Setelah populasi dan sampel sebagai obyek penelitian ditetapkan oleh peneliti, maka selanjutnya peneliti mengumpulkan data dari obyek itu. untuk dapat mengumpulkan data dengan teliti, maka peneliti perlu menggunakan instrumen penelitian (alat ukur). Instrumen yang baik adalah instrumen yang valid dan reliabel. Bila peneliti ingin menyusun instrumen tersendiri, maka instrumen tersebut harus diuji validitas dan reliabilitasnya. Untuk keperluan ini maka diperlukan teknik statistik yang dapat digunakan untuk untuk menguji validitas dan reliabilitas instrumen.
data yang telah dikumpulkan oleh peneliti dari populasi atau sampel yang ditetapkan selanjutnya dideskripsikan melalui penyajian data. Dengan demikian gambaran data menjadi lebih jelas baik bagi peneliti sendiri maupun oleh orang lain yang berminat untuk mengetahui. Untuk keperluan penyajian data ini, maka diperlukan teknik statistik, yaitu statistik deskriptif.
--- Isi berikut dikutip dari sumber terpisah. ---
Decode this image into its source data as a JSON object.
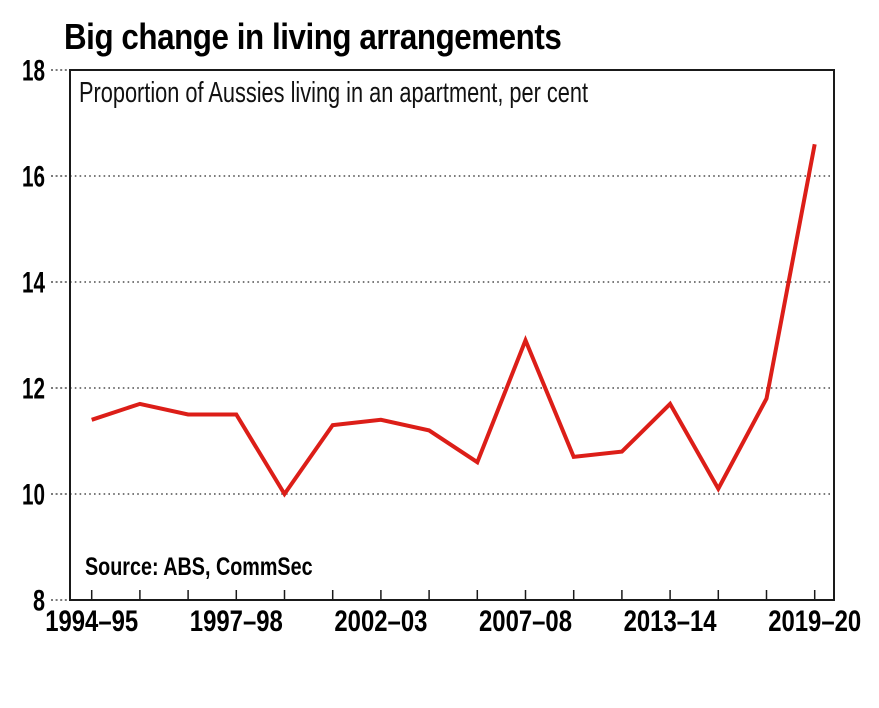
{
  "title": "Big change in living arrangements",
  "subtitle": "Proportion of Aussies living in an apartment, per cent",
  "source_note": "Source: ABS, CommSec",
  "colors": {
    "background": "#ffffff",
    "line": "#dc1e18",
    "axis": "#1a1a1a",
    "grid": "#2b2b2b",
    "text": "#000000"
  },
  "chart_data": {
    "type": "line",
    "title": "Big change in living arrangements",
    "subtitle": "Proportion of Aussies living in an apartment, per cent",
    "source": "Source: ABS, CommSec",
    "ylabel": "per cent",
    "ylim": [
      8,
      18
    ],
    "y_ticks": [
      8,
      10,
      12,
      14,
      16,
      18
    ],
    "grid": "horizontal dotted lines at 10, 12, 14, 16; solid box frame",
    "legend_position": "none",
    "values": [
      11.4,
      11.7,
      11.5,
      11.5,
      10.0,
      11.3,
      11.4,
      11.2,
      10.6,
      12.9,
      10.7,
      10.8,
      11.7,
      10.1,
      11.8,
      16.6
    ],
    "x_tick_labels": [
      {
        "index": 0,
        "label": "1994–95"
      },
      {
        "index": 3,
        "label": "1997–98"
      },
      {
        "index": 6,
        "label": "2002–03"
      },
      {
        "index": 9,
        "label": "2007–08"
      },
      {
        "index": 12,
        "label": "2013–14"
      },
      {
        "index": 15,
        "label": "2019–20"
      }
    ],
    "series_color": "#dc1e18"
  }
}
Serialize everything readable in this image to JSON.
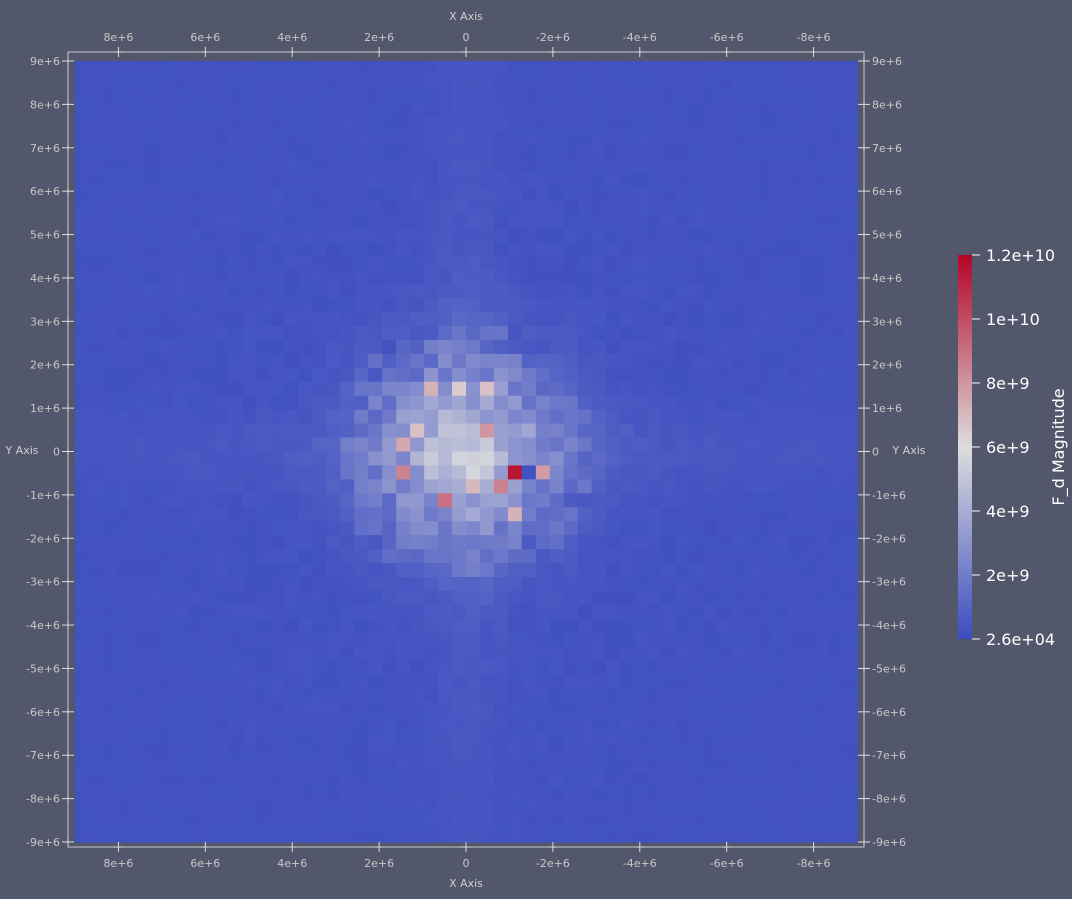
{
  "chart_data": {
    "type": "heatmap",
    "title": "",
    "xlabel": "X Axis",
    "ylabel": "Y Axis",
    "x_axis_reversed": true,
    "xlim": [
      9000000,
      -9000000
    ],
    "ylim": [
      -9000000,
      9000000
    ],
    "x_tick_labels": [
      "8e+6",
      "6e+6",
      "4e+6",
      "2e+6",
      "0",
      "-2e+6",
      "-4e+6",
      "-6e+6",
      "-8e+6"
    ],
    "x_tick_values": [
      8000000,
      6000000,
      4000000,
      2000000,
      0,
      -2000000,
      -4000000,
      -6000000,
      -8000000
    ],
    "y_tick_labels": [
      "9e+6",
      "8e+6",
      "7e+6",
      "6e+6",
      "5e+6",
      "4e+6",
      "3e+6",
      "2e+6",
      "1e+6",
      "0",
      "-1e+6",
      "-2e+6",
      "-3e+6",
      "-4e+6",
      "-5e+6",
      "-6e+6",
      "-7e+6",
      "-8e+6",
      "-9e+6"
    ],
    "y_tick_values": [
      9000000,
      8000000,
      7000000,
      6000000,
      5000000,
      4000000,
      3000000,
      2000000,
      1000000,
      0,
      -1000000,
      -2000000,
      -3000000,
      -4000000,
      -5000000,
      -6000000,
      -7000000,
      -8000000,
      -9000000
    ],
    "grid_cells": 56,
    "colorbar": {
      "title": "F_d Magnitude",
      "min": 26000,
      "max": 12000000000,
      "min_label": "2.6e+04",
      "max_label": "1.2e+10",
      "tick_values": [
        2000000000,
        4000000000,
        6000000000,
        8000000000,
        10000000000
      ],
      "tick_labels": [
        "2e+9",
        "4e+9",
        "6e+9",
        "8e+9",
        "1e+10"
      ],
      "colormap": "cool-to-warm",
      "colors": [
        "#3b4cc0",
        "#dddddd",
        "#b40426"
      ]
    },
    "distribution": "radially concentrated about the origin; background ≈ 3e+8, central disk ≈ 3e+9–5e+9 with scattered peaks",
    "peaks": [
      {
        "x": -1000000,
        "y": -400000,
        "value": 11500000000
      },
      {
        "x": 1300000,
        "y": -400000,
        "value": 8500000000
      },
      {
        "x": 400000,
        "y": -1000000,
        "value": 9000000000
      },
      {
        "x": -700000,
        "y": -700000,
        "value": 8500000000
      },
      {
        "x": -400000,
        "y": 400000,
        "value": 8000000000
      },
      {
        "x": -1900000,
        "y": -400000,
        "value": 7800000000
      },
      {
        "x": 1300000,
        "y": 100000,
        "value": 7500000000
      },
      {
        "x": 700000,
        "y": 1300000,
        "value": 7200000000
      },
      {
        "x": -1000000,
        "y": -1600000,
        "value": 7200000000
      },
      {
        "x": -100000,
        "y": -700000,
        "value": 7000000000
      },
      {
        "x": -400000,
        "y": 1300000,
        "value": 6800000000
      },
      {
        "x": 1000000,
        "y": 400000,
        "value": 6800000000
      },
      {
        "x": 100000,
        "y": 1300000,
        "value": 6500000000
      }
    ],
    "troughs": [
      {
        "x": -1600000,
        "y": -400000,
        "value": 200000000
      }
    ]
  }
}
Kegiatan penelitian selanjutnya adalah melakukan analisis data. Analisis dilakukan terutama untuk menjawab rumusan masalah, dan menguji hipotesis yang telah diajukan. Terdapat dua macam hipotesis, yaitu hipotesis penelitian dan hipotesis statistik. Pengertian hipotesis penelitian merupakan jawaban semenatara terhadap rumusan masalah, sedangkan hipotesis statistik adalah dugaan keadaan populasi dengan menggunakan data sampel. Dengan demikian penelitian yang melakukan pengujian hipotesis statistik adalah penelitian yang menggunakan data sampel. Bila peneliti merumuskan hipotesis penelitian dan ingin mengujinya dengan menggunakan data populasi (bukan sampel) maka peneliti tidak akan menguji hipotesis satistik.
Ciri khas adanya pengujian hipotesis statistik adalah adanya taraf kesalahan yang ditetapkan, atau taraf signifikansi.
Setelah analisis data dilakukan, sehingga dapat dibuat keputusan hipotesis yang diajukan diterima atau ditolak, maka kegiatan penelitian selanjutnya adalah memberikan pembahasan. Pembahasan merupakan "pencandraan" terhadap hasil penelitian maupun analisis dengan menggunakan berbagai referensi, sehingga hasil penelitian maupun analisisnya akan lebih dapat diyakini oleh pihak-pihak lain.
Langkah akhir dari kegiatan penelitian adalah membuat kesimpulan dan memberikan saran-saran. Kesimpulan ini merupakan jawaban terhadap rumusan masalah penelitian dengan menggunakan data yang telah diperoleh (bukan hanya teori). Selanjutnya berdasarkan kesimpulan itu peneliti memberikan saran-saran yang berul-betul dari hasil penelitian, bukan pemikiran.
Sumber : Sugiyono. 2000. STATISTIKA untuk PENELITIAN. ALFABETA : Bandung.